The Correct Answer and Explanation is:
The correct answer to the expression is -2^(43/2).
The problem requires simplifying the expression 2^25 / (-√2)^7. To solve this, we can break it down into a few key steps, focusing on simplifying the denominator first and then applying the rules of exponents.
First, let’s address the denominator, which is (-√2)^7. When a negative number is raised to an odd power, the result is negative. Therefore, (-√2)^7 is equal to -(√2)^7. This isolates the negative sign, which we will carry through the calculation.
Next, we simplify (√2)^7. The square root of 2, or √2, can be written in exponential form as 2^(1/2). So, (√2)^7 is the same as (2^(1/2))^7. Using the power of a power rule for exponents, which states that (a^m)^n = a^(m*n), we multiply the exponents. This gives us 2^((1/2) * 7), which simplifies to 2^(7/2). Combining this with the negative sign from earlier, the entire denominator, (-√2)^7, simplifies to -2^(7/2).
Now, we can substitute this simplified denominator back into the original expression. The problem becomes 2^25 / (-2^(7/2)).

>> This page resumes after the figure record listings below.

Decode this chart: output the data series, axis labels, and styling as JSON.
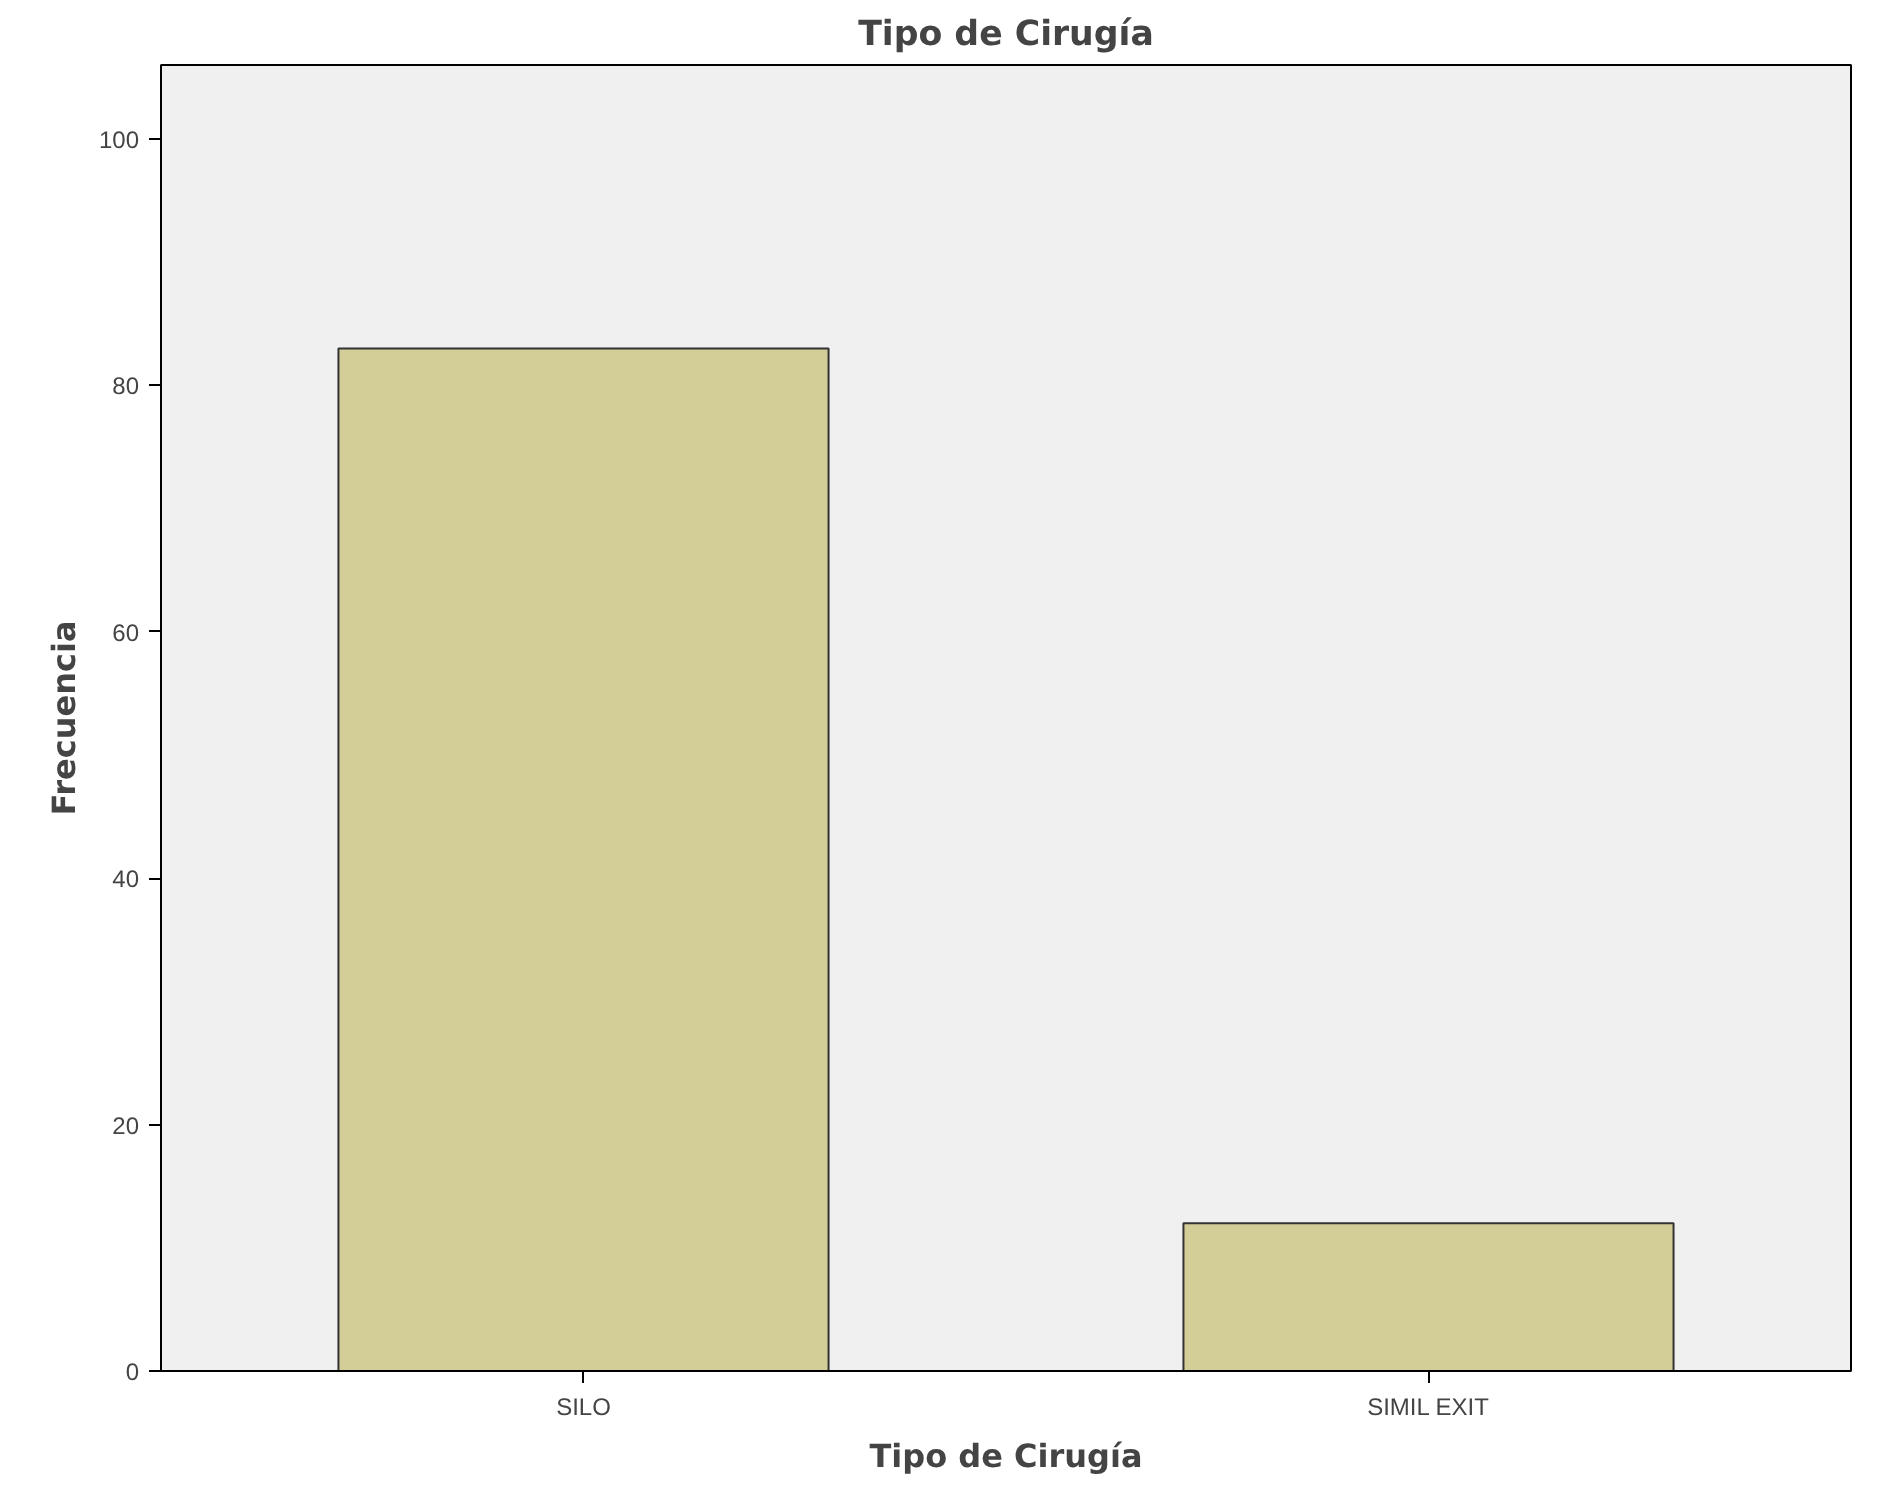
{
  "chart_data": {
    "type": "bar",
    "title": "Tipo de Cirugía",
    "xlabel": "Tipo de Cirugía",
    "ylabel": "Frecuencia",
    "categories": [
      "SILO",
      "SIMIL EXIT"
    ],
    "values": [
      83,
      12
    ],
    "color": "#d3ce97",
    "ylim": [
      0,
      106
    ],
    "yticks": [
      0,
      20,
      40,
      60,
      80,
      100
    ],
    "grid": false
  }
}
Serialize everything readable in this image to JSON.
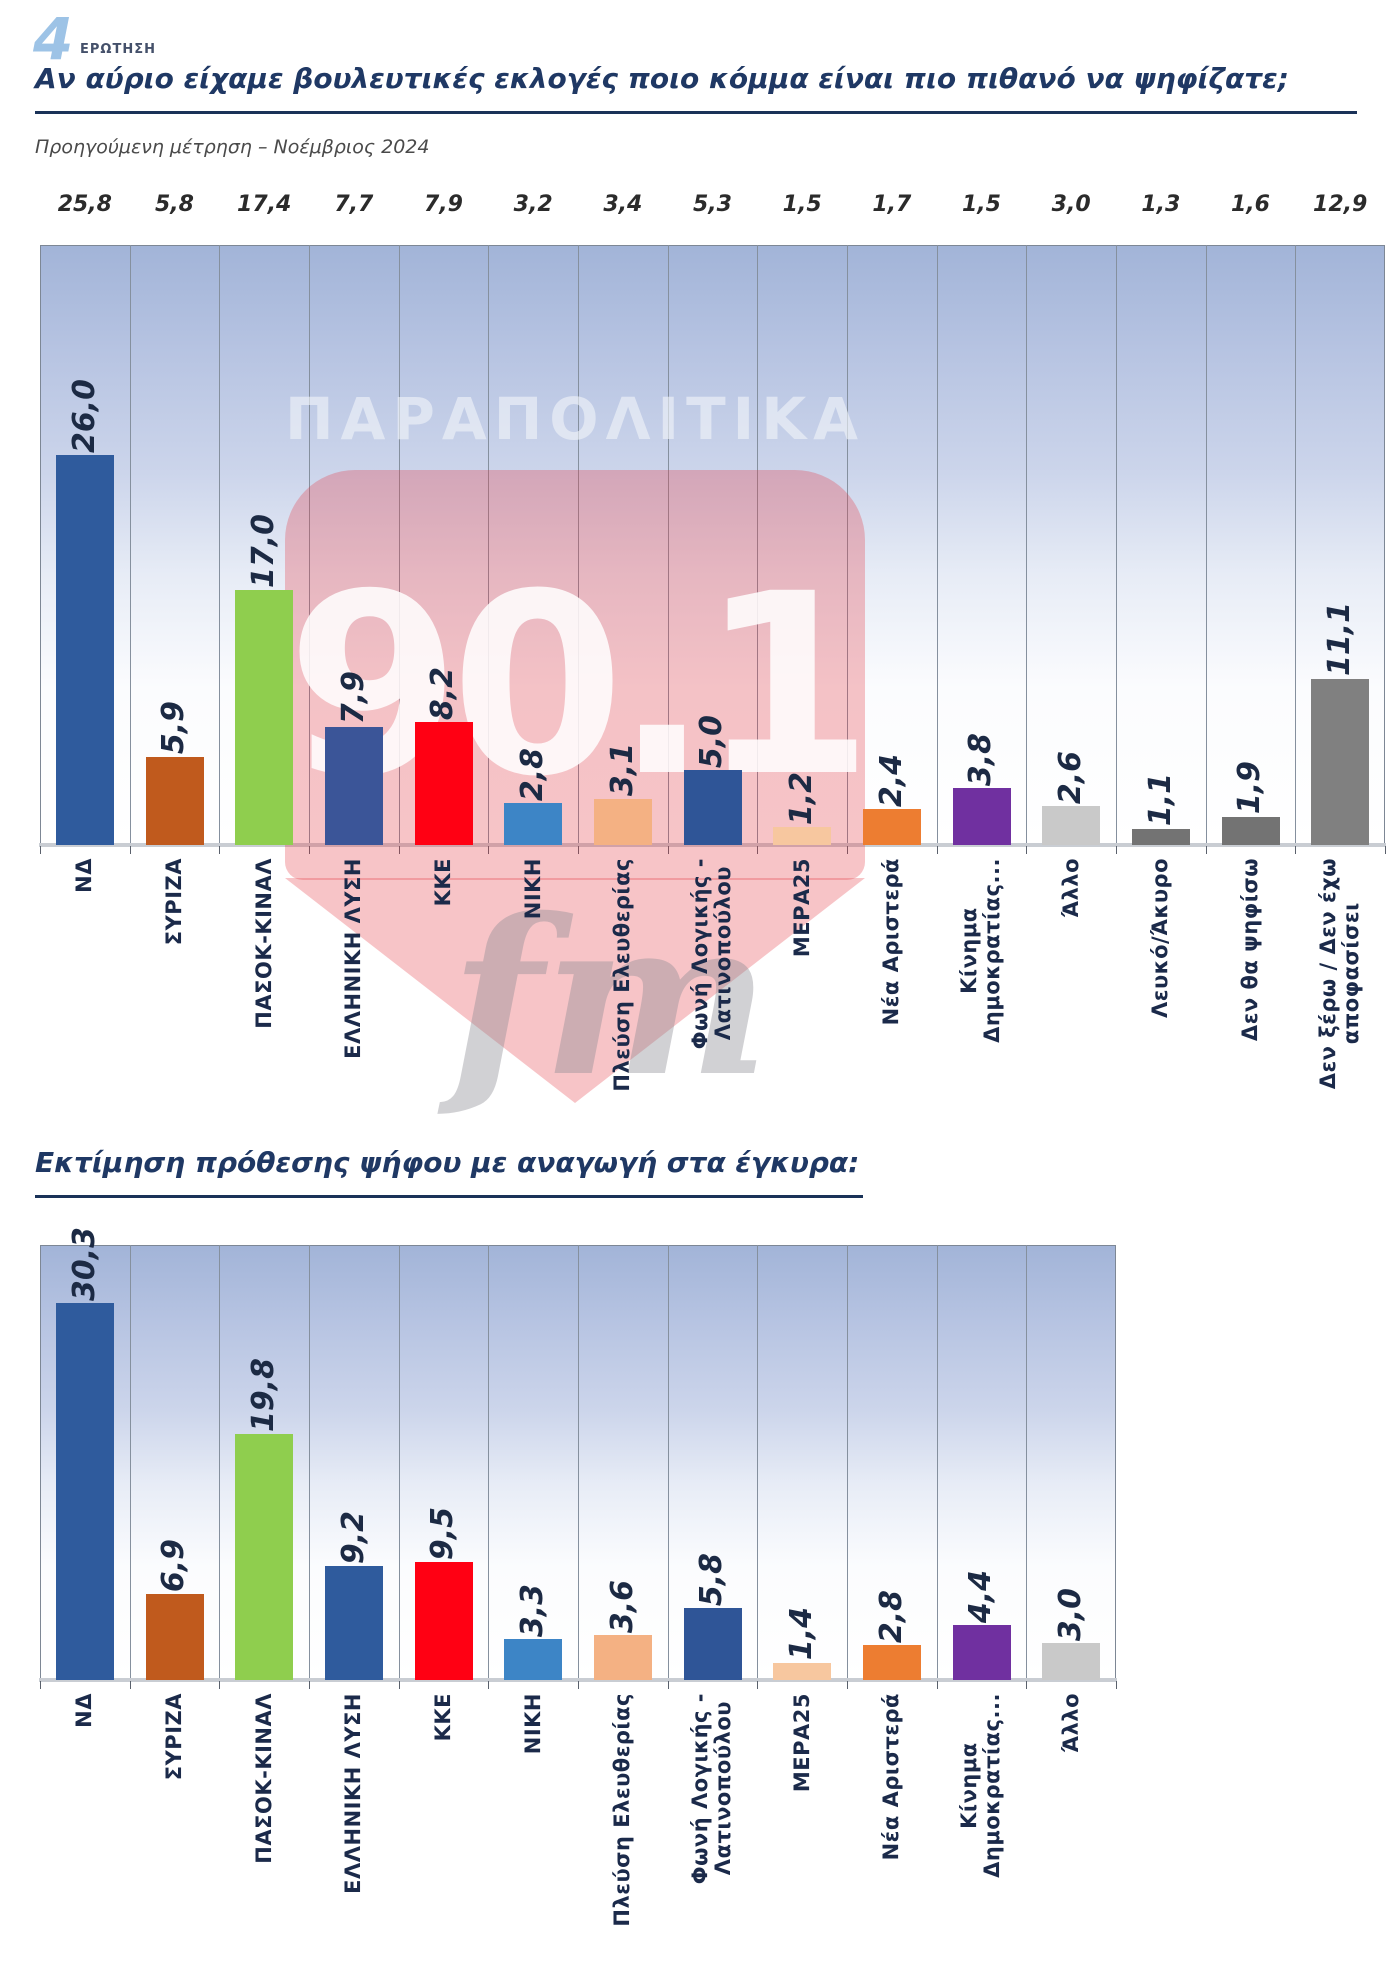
{
  "header": {
    "logo_number": "4",
    "logo_label": "ΕΡΩΤΗΣΗ"
  },
  "watermark": {
    "top_text": "ΠΑΡΑΠΟΛΙΤΙΚΑ",
    "number": "90.1",
    "suffix": "fm",
    "accent_color": "#e03c46"
  },
  "chart_data": [
    {
      "type": "bar",
      "title": "Αν αύριο είχαμε βουλευτικές εκλογές ποιο κόμμα είναι πιο πιθανό να ψηφίζατε;",
      "previous_measurement_label": "Προηγούμενη μέτρηση – Νοέμβριος 2024",
      "ylim": [
        0,
        40
      ],
      "grid": "vertical-column-separators",
      "categories": [
        "ΝΔ",
        "ΣΥΡΙΖΑ",
        "ΠΑΣΟΚ-ΚΙΝΑΛ",
        "ΕΛΛΗΝΙΚΗ ΛΥΣΗ",
        "ΚΚΕ",
        "ΝΙΚΗ",
        "Πλεύση Ελευθερίας",
        "Φωνή Λογικής - Λατινοπούλου",
        "ΜΕΡΑ25",
        "Νέα Αριστερά",
        "Κίνημα Δημοκρατίας...",
        "Άλλο",
        "Λευκό/Άκυρο",
        "Δεν θα ψηφίσω",
        "Δεν ξέρω / Δεν έχω αποφασίσει"
      ],
      "category_lines": [
        [
          "ΝΔ"
        ],
        [
          "ΣΥΡΙΖΑ"
        ],
        [
          "ΠΑΣΟΚ-ΚΙΝΑΛ"
        ],
        [
          "ΕΛΛΗΝΙΚΗ ΛΥΣΗ"
        ],
        [
          "ΚΚΕ"
        ],
        [
          "ΝΙΚΗ"
        ],
        [
          "Πλεύση Ελευθερίας"
        ],
        [
          "Φωνή Λογικής -",
          "Λατινοπούλου"
        ],
        [
          "ΜΕΡΑ25"
        ],
        [
          "Νέα Αριστερά"
        ],
        [
          "Κίνημα",
          "Δημοκρατίας..."
        ],
        [
          "Άλλο"
        ],
        [
          "Λευκό/Άκυρο"
        ],
        [
          "Δεν θα ψηφίσω"
        ],
        [
          "Δεν ξέρω / Δεν έχω",
          "αποφασίσει"
        ]
      ],
      "values": [
        26.0,
        5.9,
        17.0,
        7.9,
        8.2,
        2.8,
        3.1,
        5.0,
        1.2,
        2.4,
        3.8,
        2.6,
        1.1,
        1.9,
        11.1
      ],
      "value_labels": [
        "26,0",
        "5,9",
        "17,0",
        "7,9",
        "8,2",
        "2,8",
        "3,1",
        "5,0",
        "1,2",
        "2,4",
        "3,8",
        "2,6",
        "1,1",
        "1,9",
        "11,1"
      ],
      "previous_values": [
        25.8,
        5.8,
        17.4,
        7.7,
        7.9,
        3.2,
        3.4,
        5.3,
        1.5,
        1.7,
        1.5,
        3.0,
        1.3,
        1.6,
        12.9
      ],
      "previous_value_labels": [
        "25,8",
        "5,8",
        "17,4",
        "7,7",
        "7,9",
        "3,2",
        "3,4",
        "5,3",
        "1,5",
        "1,7",
        "1,5",
        "3,0",
        "1,3",
        "1,6",
        "12,9"
      ],
      "bar_colors": [
        "#2f5b9d",
        "#c05a1d",
        "#8fce4e",
        "#3b5598",
        "#ff0013",
        "#3d85c6",
        "#f4b183",
        "#2f5597",
        "#f7c79f",
        "#ed7d31",
        "#7030a0",
        "#c9c9c9",
        "#737373",
        "#737373",
        "#808080"
      ]
    },
    {
      "type": "bar",
      "title": "Εκτίμηση πρόθεσης ψήφου με αναγωγή στα έγκυρα:",
      "ylim": [
        0,
        35
      ],
      "grid": "vertical-column-separators",
      "categories": [
        "ΝΔ",
        "ΣΥΡΙΖΑ",
        "ΠΑΣΟΚ-ΚΙΝΑΛ",
        "ΕΛΛΗΝΙΚΗ ΛΥΣΗ",
        "ΚΚΕ",
        "ΝΙΚΗ",
        "Πλεύση Ελευθερίας",
        "Φωνή Λογικής - Λατινοπούλου",
        "ΜΕΡΑ25",
        "Νέα Αριστερά",
        "Κίνημα Δημοκρατίας...",
        "Άλλο"
      ],
      "category_lines": [
        [
          "ΝΔ"
        ],
        [
          "ΣΥΡΙΖΑ"
        ],
        [
          "ΠΑΣΟΚ-ΚΙΝΑΛ"
        ],
        [
          "ΕΛΛΗΝΙΚΗ ΛΥΣΗ"
        ],
        [
          "ΚΚΕ"
        ],
        [
          "ΝΙΚΗ"
        ],
        [
          "Πλεύση Ελευθερίας"
        ],
        [
          "Φωνή Λογικής -",
          "Λατινοπούλου"
        ],
        [
          "ΜΕΡΑ25"
        ],
        [
          "Νέα Αριστερά"
        ],
        [
          "Κίνημα",
          "Δημοκρατίας..."
        ],
        [
          "Άλλο"
        ]
      ],
      "values": [
        30.3,
        6.9,
        19.8,
        9.2,
        9.5,
        3.3,
        3.6,
        5.8,
        1.4,
        2.8,
        4.4,
        3.0
      ],
      "value_labels": [
        "30,3",
        "6,9",
        "19,8",
        "9,2",
        "9,5",
        "3,3",
        "3,6",
        "5,8",
        "1,4",
        "2,8",
        "4,4",
        "3,0"
      ],
      "bar_colors": [
        "#2f5b9d",
        "#c05a1d",
        "#8fce4e",
        "#2f5b9d",
        "#ff0013",
        "#3d85c6",
        "#f4b183",
        "#2f5597",
        "#f7c79f",
        "#ed7d31",
        "#7030a0",
        "#c9c9c9"
      ]
    }
  ]
}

Finally, we perform the division. A positive number divided by a negative number results in a negative answer. We apply the quotient rule for exponents, which states that a^m / a^n = a^(m-n). In our case, this means we subtract the exponent in the denominator from the exponent in the numerator: 25 – 7/2. To perform this subtraction, we find a common denominator, converting 25 to 50/2. The calculation is 50/2 – 7/2 = 43/2.
Combining the negative sign and the new exponent, the final simplified answer is -2^(43/2).